The two-day summit, only the third in the organization's 47-year history, will not discuss increasing supplies to cool high prices, ministers have said, leaving the issue for their meeting in Abu Dhabi on December 5.
OPEC's foreign, finance and oil ministers Friday hammered out a draft declaration to be announced at the end of the summit, following a spat between US foe Iran and Saudi Arabia over a proposed reference to the waning dollar.
Saudi Arabia appeared to have prevailed and the dollar is not expected to be mentioned in a final declaration by leaders, but the incident highlighted differences at the heart of the group, which includes both US allies and foes.
Iran's delegation proposed that the final statement should express OPEC's concern over the continuing slide in the US currency, but Saudi Arabia warned this could cause a crash in the dollar.

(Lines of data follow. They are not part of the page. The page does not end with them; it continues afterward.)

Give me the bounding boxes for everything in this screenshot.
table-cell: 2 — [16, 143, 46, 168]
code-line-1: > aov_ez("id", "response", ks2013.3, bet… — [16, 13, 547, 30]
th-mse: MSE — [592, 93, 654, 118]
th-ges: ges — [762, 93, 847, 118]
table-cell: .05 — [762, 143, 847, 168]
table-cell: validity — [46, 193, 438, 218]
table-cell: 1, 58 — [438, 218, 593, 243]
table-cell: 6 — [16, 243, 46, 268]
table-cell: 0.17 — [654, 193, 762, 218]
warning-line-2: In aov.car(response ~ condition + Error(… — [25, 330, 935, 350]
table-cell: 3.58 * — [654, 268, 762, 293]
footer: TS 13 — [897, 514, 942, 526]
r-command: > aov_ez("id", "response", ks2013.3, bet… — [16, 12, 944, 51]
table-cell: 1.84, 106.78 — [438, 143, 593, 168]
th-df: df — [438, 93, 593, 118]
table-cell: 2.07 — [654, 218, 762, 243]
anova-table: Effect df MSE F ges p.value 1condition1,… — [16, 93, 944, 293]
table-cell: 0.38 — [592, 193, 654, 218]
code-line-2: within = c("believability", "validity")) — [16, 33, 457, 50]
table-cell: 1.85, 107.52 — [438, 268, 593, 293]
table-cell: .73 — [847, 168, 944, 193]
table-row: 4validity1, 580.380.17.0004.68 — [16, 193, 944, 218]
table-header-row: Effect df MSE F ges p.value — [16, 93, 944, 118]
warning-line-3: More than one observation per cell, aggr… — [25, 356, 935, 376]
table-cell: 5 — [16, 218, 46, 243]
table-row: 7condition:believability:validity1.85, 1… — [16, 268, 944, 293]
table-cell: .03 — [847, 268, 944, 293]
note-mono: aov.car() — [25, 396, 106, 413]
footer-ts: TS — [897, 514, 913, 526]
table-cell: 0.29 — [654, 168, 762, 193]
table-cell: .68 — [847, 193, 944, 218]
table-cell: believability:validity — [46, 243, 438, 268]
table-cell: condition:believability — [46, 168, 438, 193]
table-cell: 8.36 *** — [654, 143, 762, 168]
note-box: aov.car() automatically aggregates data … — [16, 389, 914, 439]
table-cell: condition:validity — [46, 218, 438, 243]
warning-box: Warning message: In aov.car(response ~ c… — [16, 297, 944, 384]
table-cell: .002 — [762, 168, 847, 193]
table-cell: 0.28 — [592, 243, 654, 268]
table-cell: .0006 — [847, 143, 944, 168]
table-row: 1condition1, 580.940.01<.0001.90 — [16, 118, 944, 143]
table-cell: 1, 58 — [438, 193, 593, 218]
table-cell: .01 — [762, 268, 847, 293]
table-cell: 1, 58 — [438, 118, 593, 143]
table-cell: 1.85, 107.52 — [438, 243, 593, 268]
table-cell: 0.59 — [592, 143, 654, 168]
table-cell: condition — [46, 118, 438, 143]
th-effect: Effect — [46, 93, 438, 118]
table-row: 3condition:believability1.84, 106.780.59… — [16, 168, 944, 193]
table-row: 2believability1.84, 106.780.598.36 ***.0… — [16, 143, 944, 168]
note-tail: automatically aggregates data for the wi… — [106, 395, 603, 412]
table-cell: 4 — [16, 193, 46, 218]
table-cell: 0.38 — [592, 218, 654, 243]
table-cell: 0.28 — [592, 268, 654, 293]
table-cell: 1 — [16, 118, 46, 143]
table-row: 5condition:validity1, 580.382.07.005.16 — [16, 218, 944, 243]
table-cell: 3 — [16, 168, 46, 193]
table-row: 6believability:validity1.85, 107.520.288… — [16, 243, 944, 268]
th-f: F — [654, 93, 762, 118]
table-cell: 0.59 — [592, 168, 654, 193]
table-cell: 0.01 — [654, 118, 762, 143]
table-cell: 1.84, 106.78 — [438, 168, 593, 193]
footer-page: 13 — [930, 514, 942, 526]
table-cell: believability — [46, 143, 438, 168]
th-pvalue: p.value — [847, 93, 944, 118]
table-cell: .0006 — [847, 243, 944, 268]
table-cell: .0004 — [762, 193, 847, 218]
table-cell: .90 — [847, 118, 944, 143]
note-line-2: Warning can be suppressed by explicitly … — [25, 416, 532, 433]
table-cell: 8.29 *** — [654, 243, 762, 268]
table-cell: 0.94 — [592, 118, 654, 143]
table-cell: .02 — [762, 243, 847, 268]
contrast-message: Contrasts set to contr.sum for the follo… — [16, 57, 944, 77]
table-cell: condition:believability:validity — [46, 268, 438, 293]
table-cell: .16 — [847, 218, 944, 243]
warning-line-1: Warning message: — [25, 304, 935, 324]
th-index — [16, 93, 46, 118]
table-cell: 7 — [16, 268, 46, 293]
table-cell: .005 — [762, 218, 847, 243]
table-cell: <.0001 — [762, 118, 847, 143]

As the meeting broke up and ministers left, OPEC's Secretary General Abdallah al-Badri was adamant that the dollar would not be mentioned in the final communiqué.
Saudi Arabia, the world's biggest oil producer, insists that OPEC remain a purely economic forum despite efforts by hawks in the organization, with Venezuela the leader, to politicize it.
The gathering comes at a time of tension on world oil markets, with the cartel under pressure to increase its output to help calm record crude prices that threatened to breach 100 dollars a barrel for the first time last week.
The summit will also debate sharp rises in energy investments at a time when the cartel, which currently pumps 40 percent of world supplies, is required to invest heavily to raise output capacity to meet rising global demand.
Badri told a press conference earlier in the week that OPEC members are undertaking 120 projects in the energy sector worth some 150 billion dollars, adding that project costs have increased by 55 percent since 2000.
Oil prices rose back above 95 dollars with New York's main contract, light sweet crude for December delivery, jumping 1.67 dollars to close at 95.10 dollars per barrel and Brent North Sea crude for January delivery climbed 1.39 dollars to settle at 91.62 dollars per barrel.
The market was also monitoring tensions over Iran.